For many years now, my idea of light, healthy and, most of all, interesting food has been a salad. Now I do not speak of the conventional salad that has a leaf or two mixed up with some other vegetables and a selection of cold cuts or anything as boring as that. What I mean is the really creative salad, with either just one or two ingredients or the whole shebang, occasionally with a crunchy bit or two added for fun rather than edibility (sometimes it could be fragments of the kitchen sink, since all of it and more go in). I am not sure I like fruit and veggies mixed in together, not unless the tastes and textures really work in tandem, but some of the more fun melanges of crisp and crunchy, soft and chewy, light and solid, sweet, bitter, acid and spicy.
Perhaps, for me, the worst salad ever but the most basic and elegant in a strange kind of way is the standard Indian ‘salaad’, ubiquitous at restaurants of the particularly Punjabi-Chinese-Continental ilk. It has slices of cucumber, tomato, onion and sometimes mooli, all nicely arranged on a dinner plate. Punctuating the display will be small slices of lemon, that you are supposed to squeeze on to the veggies after you have delicately transferred them to your plate and dusted them with salt and pepper. You eat them as a wonderfully persistently aromatic hors d’oeuvres (which I can never spell right without a little help from dictionary.com) or as a crunchy accompaniment to the rest of the meal. There is also the mixed version of that, commonly served in office canteens, which is mainly carrots, cucumber, tomato and onion, with a little cabbage and the occasional sliver of beetroot thrown in. It is served with a small spoon from a large bowl on the counter and is best eaten judiciously – all the constituents are guaranteed to produce amazing amounts of stomach acid or gas, especially when consumed in conjunction with the food itself.

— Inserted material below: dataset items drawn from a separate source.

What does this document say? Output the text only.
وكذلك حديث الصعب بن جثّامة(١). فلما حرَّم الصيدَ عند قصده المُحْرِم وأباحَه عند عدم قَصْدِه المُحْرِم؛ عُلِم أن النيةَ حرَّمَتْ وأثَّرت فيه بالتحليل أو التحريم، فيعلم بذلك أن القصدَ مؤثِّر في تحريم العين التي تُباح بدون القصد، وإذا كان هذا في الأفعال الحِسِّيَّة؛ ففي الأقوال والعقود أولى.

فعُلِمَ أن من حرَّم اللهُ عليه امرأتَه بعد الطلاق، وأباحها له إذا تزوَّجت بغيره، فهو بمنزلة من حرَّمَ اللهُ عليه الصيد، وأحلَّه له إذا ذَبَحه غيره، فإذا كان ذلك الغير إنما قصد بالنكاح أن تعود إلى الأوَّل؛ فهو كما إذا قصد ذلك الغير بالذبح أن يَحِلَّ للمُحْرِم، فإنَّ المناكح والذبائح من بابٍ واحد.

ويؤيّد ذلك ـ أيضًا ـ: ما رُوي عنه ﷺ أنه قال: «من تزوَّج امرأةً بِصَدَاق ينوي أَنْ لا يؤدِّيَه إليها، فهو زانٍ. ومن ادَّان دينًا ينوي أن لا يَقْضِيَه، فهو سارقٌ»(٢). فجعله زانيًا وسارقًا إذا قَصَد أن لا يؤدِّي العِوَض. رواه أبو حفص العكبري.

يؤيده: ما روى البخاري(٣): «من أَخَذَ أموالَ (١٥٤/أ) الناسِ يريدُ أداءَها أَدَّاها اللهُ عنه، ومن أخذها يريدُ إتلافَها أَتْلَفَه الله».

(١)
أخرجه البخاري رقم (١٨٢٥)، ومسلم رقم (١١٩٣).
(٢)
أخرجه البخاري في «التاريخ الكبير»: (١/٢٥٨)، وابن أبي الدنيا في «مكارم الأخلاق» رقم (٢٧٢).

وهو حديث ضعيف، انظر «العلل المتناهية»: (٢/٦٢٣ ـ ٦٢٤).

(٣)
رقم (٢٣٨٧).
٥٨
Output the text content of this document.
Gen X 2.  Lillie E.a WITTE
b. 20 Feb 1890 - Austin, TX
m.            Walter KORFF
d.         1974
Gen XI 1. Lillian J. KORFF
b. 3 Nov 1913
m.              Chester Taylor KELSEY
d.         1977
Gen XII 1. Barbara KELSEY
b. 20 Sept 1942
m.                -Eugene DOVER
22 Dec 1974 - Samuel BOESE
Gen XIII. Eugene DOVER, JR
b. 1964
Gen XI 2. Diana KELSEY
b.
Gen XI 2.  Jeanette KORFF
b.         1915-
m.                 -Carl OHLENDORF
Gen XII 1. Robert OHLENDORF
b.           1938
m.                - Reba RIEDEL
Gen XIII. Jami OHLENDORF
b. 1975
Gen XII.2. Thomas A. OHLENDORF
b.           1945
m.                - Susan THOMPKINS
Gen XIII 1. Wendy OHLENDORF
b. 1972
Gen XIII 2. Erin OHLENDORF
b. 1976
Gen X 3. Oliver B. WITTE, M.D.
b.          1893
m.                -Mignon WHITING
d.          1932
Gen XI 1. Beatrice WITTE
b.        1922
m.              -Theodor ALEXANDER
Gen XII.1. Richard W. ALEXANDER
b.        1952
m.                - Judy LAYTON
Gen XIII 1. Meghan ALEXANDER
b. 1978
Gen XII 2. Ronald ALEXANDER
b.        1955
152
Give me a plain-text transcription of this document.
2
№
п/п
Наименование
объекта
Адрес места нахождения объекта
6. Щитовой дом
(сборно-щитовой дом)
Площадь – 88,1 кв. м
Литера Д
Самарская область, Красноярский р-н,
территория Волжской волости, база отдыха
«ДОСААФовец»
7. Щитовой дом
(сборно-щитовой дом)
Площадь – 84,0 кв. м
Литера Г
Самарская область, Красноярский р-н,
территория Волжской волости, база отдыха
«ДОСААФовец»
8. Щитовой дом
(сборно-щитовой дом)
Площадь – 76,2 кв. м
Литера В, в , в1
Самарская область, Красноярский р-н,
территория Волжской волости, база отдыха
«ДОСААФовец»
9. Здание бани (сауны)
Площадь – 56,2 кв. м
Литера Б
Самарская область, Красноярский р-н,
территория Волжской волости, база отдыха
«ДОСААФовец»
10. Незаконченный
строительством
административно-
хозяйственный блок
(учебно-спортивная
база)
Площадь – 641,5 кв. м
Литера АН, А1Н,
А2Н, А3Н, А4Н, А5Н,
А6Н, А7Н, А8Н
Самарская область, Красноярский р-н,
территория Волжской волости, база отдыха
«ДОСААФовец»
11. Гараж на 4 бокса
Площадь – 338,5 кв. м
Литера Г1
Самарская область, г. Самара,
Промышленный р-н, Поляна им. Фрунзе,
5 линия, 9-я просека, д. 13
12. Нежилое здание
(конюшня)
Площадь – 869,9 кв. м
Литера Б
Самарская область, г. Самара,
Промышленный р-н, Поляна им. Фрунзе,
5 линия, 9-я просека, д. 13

The first time I made a salad was a leafless occasion. I had watched my mother make the usual potato salad and had watched enough television versions of it, along with various other recipes in various other kitchens. But I was feeling adventurous, so I added a little of this and a little of that and created a marvellously fragrant and – as it turned out, I must admit with some immodesty – delicious concoction. It had a base of potatoes, yes, but also incorporated peas, carrots, beans, onions and bits of leftover roast chicken and slivers of juicy pink ham, all bathed gently in an unctuous dressing that blended mayonnaise with yoghurt with grated cheese, garlic, kothmir, dill pickle, olives and mustard. There may have been some salt and pepper, too, I don’t remember. It went on the table redolent of herbs and spices and made us all reek rather of the garlic and onion for what felt like days afterwards.
From that, I graduated to macaroni salads, tuna salad, even coleslaw. But my favourite (at least in theory) was a salad I ate with a close friend that I have written about before, in a place called the Delhi Gymkhana. It was a French food festival and my friend, an elderly army man who had known my family since he and his brother and my father and his brother were in boarding school together, escorted me fondly to it. The food was nothing spectacular, a fairly decent stab at cuisine from that wicked, wicked country called France. But the labels with the large dishes of food were the ultimate delight for me. There was Wall-drop Salad, complete with its apples and walnuts. And for the rest of the meal there was Rose Marry Chicken, a whimsical take on modern taste in culinary matrimony, we giggled. And, of course, for dessert there was the ever-favourite Apple Tart, the ubiquitously army Bread-Butter Pudding and, much to my eternal amusement, Peach Cobbled with Plum Compost. When the wall dropped whatever it did drop, the shoe did too, but we were too overjoyed editorially to protest. It was probably the nicest meal I have had ever!